Let’s ignore the fact that he’s trusting Pew (statistical accuracy is questionable) and focus on the fact that, despite working at the same institution that trains librarians, he clearly doesn’t understand the difference between a “school” library and a “community” library (what most of us call a public library).  Millennials are, according to Pew,  “[a]nyone born between 1981 and 1996 (ages 22 to 37 in 2018)” or, in the author’s professional life, those in graduate school and older.  In other words, not in K-12 education as a student.  And while there are some school/public library combinations, the vast majority of school libraries are not open to the random public member (I’ve had to stress this to several people over the past year, including the gentleman looking for tax forms, something the public library virtually around the corner does provide).  A simple email to someone at Palmer, or a stroll across campus, would have clarified things for him.

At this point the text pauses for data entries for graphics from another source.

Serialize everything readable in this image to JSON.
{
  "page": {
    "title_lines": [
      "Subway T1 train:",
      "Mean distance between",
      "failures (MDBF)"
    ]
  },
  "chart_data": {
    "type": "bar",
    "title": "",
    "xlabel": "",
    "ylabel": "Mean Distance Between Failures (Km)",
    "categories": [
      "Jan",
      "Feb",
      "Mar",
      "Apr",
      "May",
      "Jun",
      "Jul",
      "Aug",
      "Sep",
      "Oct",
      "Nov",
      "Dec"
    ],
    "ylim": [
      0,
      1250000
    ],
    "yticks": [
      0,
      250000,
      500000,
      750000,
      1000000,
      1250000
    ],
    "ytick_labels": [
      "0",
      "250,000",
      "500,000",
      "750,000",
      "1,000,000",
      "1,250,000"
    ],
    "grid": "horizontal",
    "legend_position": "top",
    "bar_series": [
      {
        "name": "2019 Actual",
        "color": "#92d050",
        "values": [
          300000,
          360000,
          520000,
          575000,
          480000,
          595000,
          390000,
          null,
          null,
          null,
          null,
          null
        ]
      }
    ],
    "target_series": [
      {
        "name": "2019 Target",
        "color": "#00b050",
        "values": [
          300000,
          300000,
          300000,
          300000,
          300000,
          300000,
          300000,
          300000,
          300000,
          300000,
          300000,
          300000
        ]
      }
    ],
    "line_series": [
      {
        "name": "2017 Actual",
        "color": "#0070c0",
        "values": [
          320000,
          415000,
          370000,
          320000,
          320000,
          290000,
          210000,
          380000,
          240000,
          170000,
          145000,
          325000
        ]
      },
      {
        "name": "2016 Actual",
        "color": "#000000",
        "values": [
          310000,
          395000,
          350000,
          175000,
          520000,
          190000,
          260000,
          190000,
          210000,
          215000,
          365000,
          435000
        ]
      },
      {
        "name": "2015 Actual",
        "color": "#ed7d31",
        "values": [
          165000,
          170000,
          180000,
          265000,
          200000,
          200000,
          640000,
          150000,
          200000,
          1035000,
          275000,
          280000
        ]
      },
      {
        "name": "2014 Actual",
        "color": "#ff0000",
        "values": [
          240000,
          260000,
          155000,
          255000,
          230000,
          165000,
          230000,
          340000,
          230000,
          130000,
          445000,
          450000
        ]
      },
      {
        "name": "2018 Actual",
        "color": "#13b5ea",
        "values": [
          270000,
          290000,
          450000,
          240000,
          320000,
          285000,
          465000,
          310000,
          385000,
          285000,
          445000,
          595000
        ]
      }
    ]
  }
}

While I agree with Justin the Librarian’s Hot Take Opinion Fatigue, this really got my aging goat.  Waaaaay back in 1995, when I was starting my MLS degree, I had to take one of those general Intro to Librarianship classes.  One of the difficulties of this type of class is making it applicable to everyone, because while there were some who knew which specialty they wanted to pursue, some of us did and if you were interested in law librarianship, why did you care about academic or public library issues? The was a fall class, and the final for this class was a take home essay in which we were asked to think into the near future where we were seeing family and friends during the holidays and, when we told them about our studies, they would respond, “but with the [seriously limited, back then] internet and databases, why libraries?”  What would our answer be?

At first I was tempted to mimic what a high school classmate did for her philosophy research paper.  She studied silence as a means of communication and turned in a cover sheet and full bibliography* that surrounded nine blank pages (reader, she got what would have been an A had the class not been pass/fail).  My idea was to do the same, only on my inside pages type WHY NOT? in incredibly large font, one letter per page.  I didn’t, but oh was it tempting!

That ignorant opinion pieces like this get written (especially by someone who works where I got my degree!) this many years later really, as Lanford Wilson wrote, gripes my ass.


  • I know she cited John Cage‘s 4’33”: I don’t remember if Sounds of Silence was also on the list.